Speaking in their appraisal of the tourism industry in commemoration of World Tourism Day, marked annually on September 27, the stakeholders said tourism could lift the country from its present economic predicament if given priority.
“If we develop up to half of our coastline and utilise them for tourism and hospitality purposes, Nigeria will be earning sustained revenue from taxes paid by hospitality companies, entertainment outfits, water transportation, marine companies, tour companies, travel agencies among others that operate on the coastline,” Francis Ujiri, a tour operator said.
According to the Ikeja Lagos-based tour operator, the unfriendly business environment, multiple taxation and especially insecurity across the coastline, have made investors to shy away from the goldmine.
While commending Lagos State for having the most developed coastline among the seven coastal states in the country, especially with the ambitious Eko Atlantic City project, Ujiri, a private beach resort owner, regretted that Lagos loses billions of naira annually from the underdeveloped coastline, which stretches 180 kilometres.
“The stretch of the Lagoon along the Ozumba Mbadiwe Road in Victoria Island to Lekki Phase 1 and across to Awolowo Road in Ikoyi was designated a tourism zone by Frank Adejuwan, former commissioner of home affairs Lagos State and chairman, technical committee on the implementation of Nigerian Tourism Masterplan, under Olusegun Obasanjo’s administration, to grow a tourism cluster in Lagos. But more non-tourism and hospitality businesses have taken over and reduced the impact. Ilashe and other nearby islands are not fully utilised for tourism. Lagos can do more in terms of security and enabling laws to encourage more investments along its coastline,” Aderemi Fadahunsi, a retiree of Lagos ministry of tourism, arts and culture, said.
Speaking from an investor’s perspective, Wanle Akinboboye, president, La Campagne Tropicana Resort, Ibeju-Lekki, Lagos, noted that Nigeria’s coastline is hugely untapped despite being a goldmine that the country could use to boost revenue generation from the non-oil sector.
According to him, Lagos coastline with its mild features that enable beach outings could contribute over N7 billion annually to Lagos State through taxes from hotels, restaurants, resorts and related businesses along the coastline.

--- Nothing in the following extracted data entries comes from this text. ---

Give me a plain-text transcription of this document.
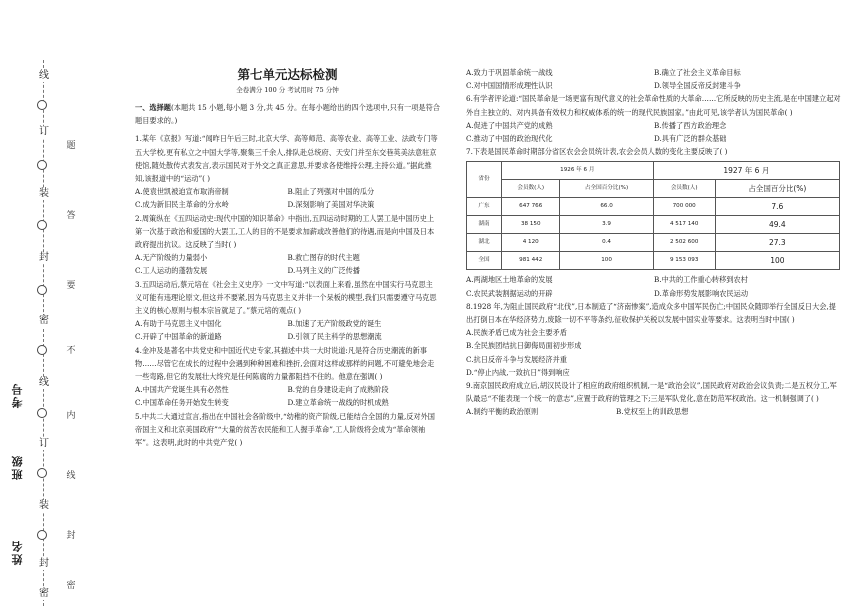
线
订
装
封
密
线
订
装
封
密
题
答
要
不
内
线
封
密
考号
班级
姓名
第七单元达标检测
全卷满分 100 分 考试用时 75 分钟

一、选择题(本题共 15 小题,每小题 3 分,共 45 分。在每小题给出的四个选项中,只有一项是符合题目要求的。)

1.某年《京报》写道:“闻昨日午后三时,北京大学、高等师范、高等农业、高等工业、法政专门等五大学校,更有私立之中国大学等,聚集三千余人,排队赴总统府、天安门并至东交巷英美法意驻京使馆,随处散传式表发言,表示国民对于外交之真正意思,并要求各使维持公理,主持公道。”据此推知,该报道中的“运动”( )

A.使袁世凯被迫宣布取消帝制	B.阻止了列强对中国的瓜分
C.成为新旧民主革命的分水岭	D.深刻影响了美国对华决策

2.周策纵在《五四运动史:现代中国的知识革命》中指出,五四运动时期的工人罢工是中国历史上第一次基于政治和爱国的大罢工,工人的目的不是要求加薪或改善他们的待遇,而是向中国及日本政府提出抗议。这反映了当时( )

A.无产阶级的力量弱小	B.救亡图存的时代主题
C.工人运动的蓬勃发展	D.马列主义的广泛传播

3.五四运动后,蔡元培在《社会主义史序》一文中写道:“以表面上来看,虽然在中国实行马克思主义可能有违理论原文,但这并不要紧,因为马克思主义并非一个呆板的模型,我们只需要遵守马克思主义的核心原则与根本宗旨就足了。”蔡元培的观点( )

A.有助于马克思主义中国化	B.加速了无产阶级政党的诞生
C.开辟了中国革命的新道路	D.引领了民主科学的思想潮流

4.金冲及是著名中共党史和中国近代史专家,其描述中共一大时说道:凡是符合历史潮流的新事物……尽管它在成长的过程中会遇到种种困难和挫折,会面对这样或那样的问题,不可避免地会走一些弯路,但它的发展壮大终究是任何陈腐的力量都阻挡不住的。他意在强调( )

A.中国共产党诞生具有必然性	B.党的自身建设走向了成熟阶段
C.中国革命任务开始发生转变	D.建立革命统一战线的时机成熟

5.中共二大通过宣言,指出在中国社会各阶级中,“幼稚的资产阶级,已能结合全国的力量,反对外国帝国主义和北京美国政府”“大量的贫苦农民能和工人握手革命”,工人阶级将会成为“革命领袖军”。这表明,此时的中共党产党( )

A.致力于巩固革命统一战线	B.确立了社会主义革命目标
C.对中国国情形成理性认识	D.领导全国反帝反封建斗争

6.有学者评论道:“国民革命是一场更富有现代意义的社会革命性质的大革命……它所反映的历史主流,是在中国建立起对外自主独立的、对内具备有效权力和权威体系的统一的现代民族国家。”由此可见,该学者认为国民革命( )

A.促进了中国共产党的成熟	B.传播了西方政治理念
C.推动了中国的政治现代化	D.具有广泛的群众基础

7.下表是国民革命时期部分省区农会会员统计表,农会会员人数的变化主要反映了( )

省份	1926 年 6 月		1927 年 6 月	
	会员数(人)	占全国百分比(%)	会员数(人)	占全国百分比(%)
广东	647 766	66.0	700 000	7.6
湖南	38 150	3.9	4 517 140	49.4
湖北	4 120	0.4	2 502 600	27.3
全国	981 442	100	9 153 093	100
A.两湖地区土地革命的发展	B.中共的工作重心转移到农村
C.农民武装割据运动的开辟	D.革命形势发展影响农民运动

8.1928 年,为阻止国民政府“北伐”,日本制造了“济南惨案”,造成众多中国军民伤亡;中国民众随即举行全国反日大会,提出打倒日本在华经济势力,废除一切不平等条约,征收保护关税以发展中国实业等要求。这表明当时中国( )

A.民族矛盾已成为社会主要矛盾

B.全民族团结抗日御侮局面初步形成

C.抗日反帝斗争与发展经济并重

D.“停止内战,一致抗日”得到响应

9.南京国民政府成立后,胡汉民设计了相应的政府组织机制,一是“政治会议”,国民政府对政治会议负责;二是五权分工,军队最忌“不能表现一个统一的意志”,应置于政府的管理之下;三是军队党化,意在防范军权政治。这一机制强调了( )

A.制约平衡的政治原则	B.党权至上的训政思想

The hospitality investor, who has operated a successful beach resort along the Lekki corridor of the Lagos coastline, for over two decades now, noted that the state and the country at large can earn more if the government encourages more tourism investments across the coastline with a friendly business environment.
Ubong Edem, hotelier and beach operator at Ibeno, a coastal town in Akwa Ibom State, noted that the beach and the stretch of coastline in the state are underdeveloped and could enhance the state’s status as a tourism destination if developed.

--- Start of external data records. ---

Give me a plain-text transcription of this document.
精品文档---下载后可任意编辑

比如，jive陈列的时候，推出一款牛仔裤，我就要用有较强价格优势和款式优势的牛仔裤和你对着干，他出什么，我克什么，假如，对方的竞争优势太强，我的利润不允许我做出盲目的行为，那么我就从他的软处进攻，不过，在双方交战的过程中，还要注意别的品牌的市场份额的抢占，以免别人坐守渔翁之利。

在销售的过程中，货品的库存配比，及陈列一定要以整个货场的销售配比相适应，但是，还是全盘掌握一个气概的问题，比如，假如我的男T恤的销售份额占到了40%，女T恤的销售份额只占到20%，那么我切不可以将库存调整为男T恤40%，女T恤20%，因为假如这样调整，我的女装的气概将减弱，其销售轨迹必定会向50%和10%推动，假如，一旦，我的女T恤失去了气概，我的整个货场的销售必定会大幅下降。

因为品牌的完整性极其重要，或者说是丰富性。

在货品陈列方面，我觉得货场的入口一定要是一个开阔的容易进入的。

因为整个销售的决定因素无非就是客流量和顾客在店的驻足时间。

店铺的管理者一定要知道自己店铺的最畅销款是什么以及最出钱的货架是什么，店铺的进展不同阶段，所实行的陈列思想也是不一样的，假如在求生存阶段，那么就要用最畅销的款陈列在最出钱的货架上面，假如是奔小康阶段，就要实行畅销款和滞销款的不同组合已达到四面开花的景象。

“Considering the job and wealth creation potential, curbing of crime and additional revenue to the monthly federal allocation, the new governor should encourage investments in the coastline to complement the Ibaka Seaport project,” Edem said.
According to him, the south-south geopolitical zone can leverage tourism to grow its economy away from the over-dependence on crude oil.
“In south-south, we have many beaches but more are abandoned to oil spillage. We can reclaim the beaches that once served as militia camps, and create creek tourism out of them. After all, Brazil has ghetto tourism and it is thriving,” Edem said.
Beyond tourism purposes, the coastline also facilitates business.
It would be recalled that Dakuku Peterside, former director general, the Nigerian Maritime Administration and Safety Agency (NIMASA), while in office, urged for judicious utilization of the country’s 853km coastline and about 200 nautical miles of Exclusive Economic Zone to facilitate trade in the West African sub-region.